A small study suggested that COVID-19 positively tested mothers are unlikely to infect the baby during childbirth, especially if the precautionary measures are taken.
The clinical trials suggest that of 120 babies born in New York hospitals, none of the babies had coronavirus even if the mother was COVID-19 positive. Results were similar after two weeks; the baby shared the same room with the mother and was breastfed. However, the experts have confidence in the findings, and they suggest clinical trials on broader data.
Researchers and doctors had scarce data on the risk of COVID-19 transmission during pregnancy, and often mothers choose not to breastfeed directly (they use breast pumps for milk). Therefore, health care systems have issued varied recommendations and precautions for pregnant women and new mothers.
In the United Kingdom, the Royal College of Obstetricians and Gynaecologists suggested mothers follow precautions to share a room with babies and can choose to breastfeed the baby. Alongside this, the World Health Organization highlighted the benefits of breastfeeding for building an immunity to protect against COVID-19.

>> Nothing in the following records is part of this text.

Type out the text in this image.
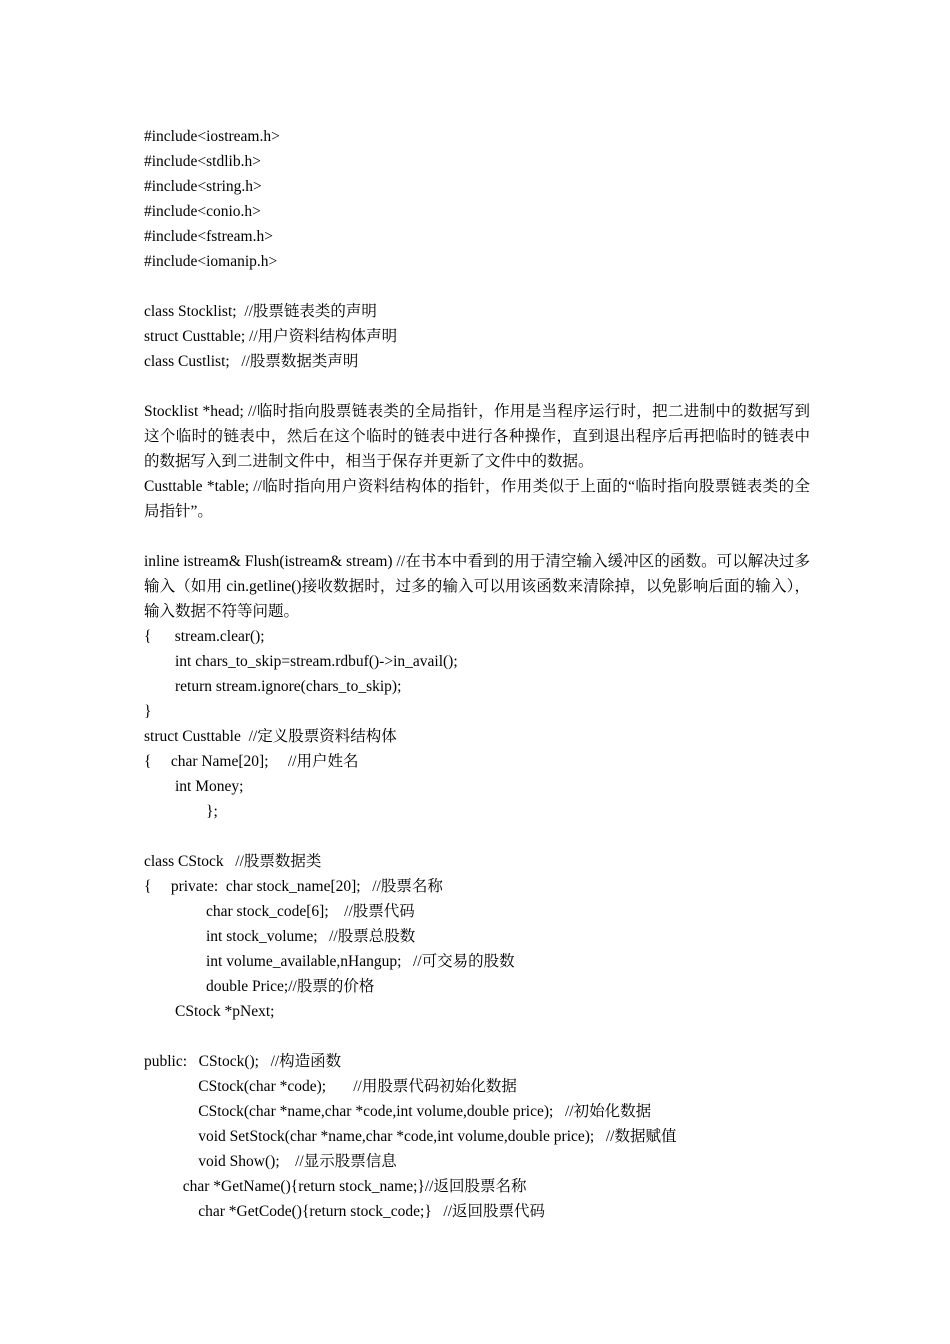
#include<iostream.h>
#include<stdlib.h>
#include<string.h>
#include<conio.h>
#include<fstream.h>
#include<iomanip.h>
class Stocklist;  //股票链表类的声明
struct Custtable; //用户资料结构体声明
class Custlist;   //股票数据类声明
Stocklist *head; //临时指向股票链表类的全局指针，作用是当程序运行时，把二进制中的数据写到这个临时的链表中，然后在这个临时的链表中进行各种操作，直到退出程序后再把临时的链表中的数据写入到二进制文件中，相当于保存并更新了文件中的数据。
Custtable *table; //临时指向用户资料结构体的指针，作用类似于上面的“临时指向股票链表类的全局指针”。
inline istream& Flush(istream& stream) //在书本中看到的用于清空输入缓冲区的函数。可以解决过多输入（如用 cin.getline()接收数据时，过多的输入可以用该函数来清除掉，以免影响后面的输入），输入数据不符等问题。
{      stream.clear();
int chars_to_skip=stream.rdbuf()->in_avail();
return stream.ignore(chars_to_skip);
}
struct Custtable  //定义股票资料结构体
{     char Name[20];     //用户姓名
int Money;
};
class CStock   //股票数据类
{     private:  char stock_name[20];   //股票名称
char stock_code[6];    //股票代码
int stock_volume;   //股票总股数
int volume_available,nHangup;   //可交易的股数
double Price;//股票的价格
CStock *pNext;
public:   CStock();   //构造函数
CStock(char *code);       //用股票代码初始化数据
CStock(char *name,char *code,int volume,double price);   //初始化数据
void SetStock(char *name,char *code,int volume,double price);   //数据赋值
void Show();    //显示股票信息
char *GetName(){return stock_name;}//返回股票名称
char *GetCode(){return stock_code;}   //返回股票代码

Similarly, the Centers for Disease Control and Prevention recommended that new mothers consider a temporary separation from the newborn and for feeding use expressing breast milk.
However, in the current study, the mothers shared the room with the newborn baby and breastfed them. They took appropriate measures; frequent hand washing and wearing masks, and the crib was at a distance of 6ft from the mother’s bed.
The findings of the study found none of the babies of 120 mothers were infected with coronavirus at birth. After a week, 82 babies were tested for coronavirus, of whom 68 babies shared a room with mother, and about a three-quarter was breastfed – no child was tested positive for coronavirus. The rest of the 72 babies were also negative after their tests were done on the fortnight.
Besides, about a third of the babies have not been tested for coronavirus, because their parents were not willing to expose the baby to the clinical and hospital environment in the pandemic. A researcher on the study, Dr. Christine Salvatore,
“We hope our study will provide some reassurance to new mothers that the risk of them passing COVID-19 to their babies is very low.”
Professor Marian Knight, a leader of the UK national surveillance on COVID-19 pregnancy, commented,
“More than 1,000 mothers with coronavirus infection have given birth in the UK, and only 1-2% of their babies have had a positive test for COVID-19. Infection does not appear to cause severe illness in these babies.”
The study indicated that the transmission of infection from mother to baby is, however, uncommon and simple precautions of wearing masks by mothers can prevent the spread.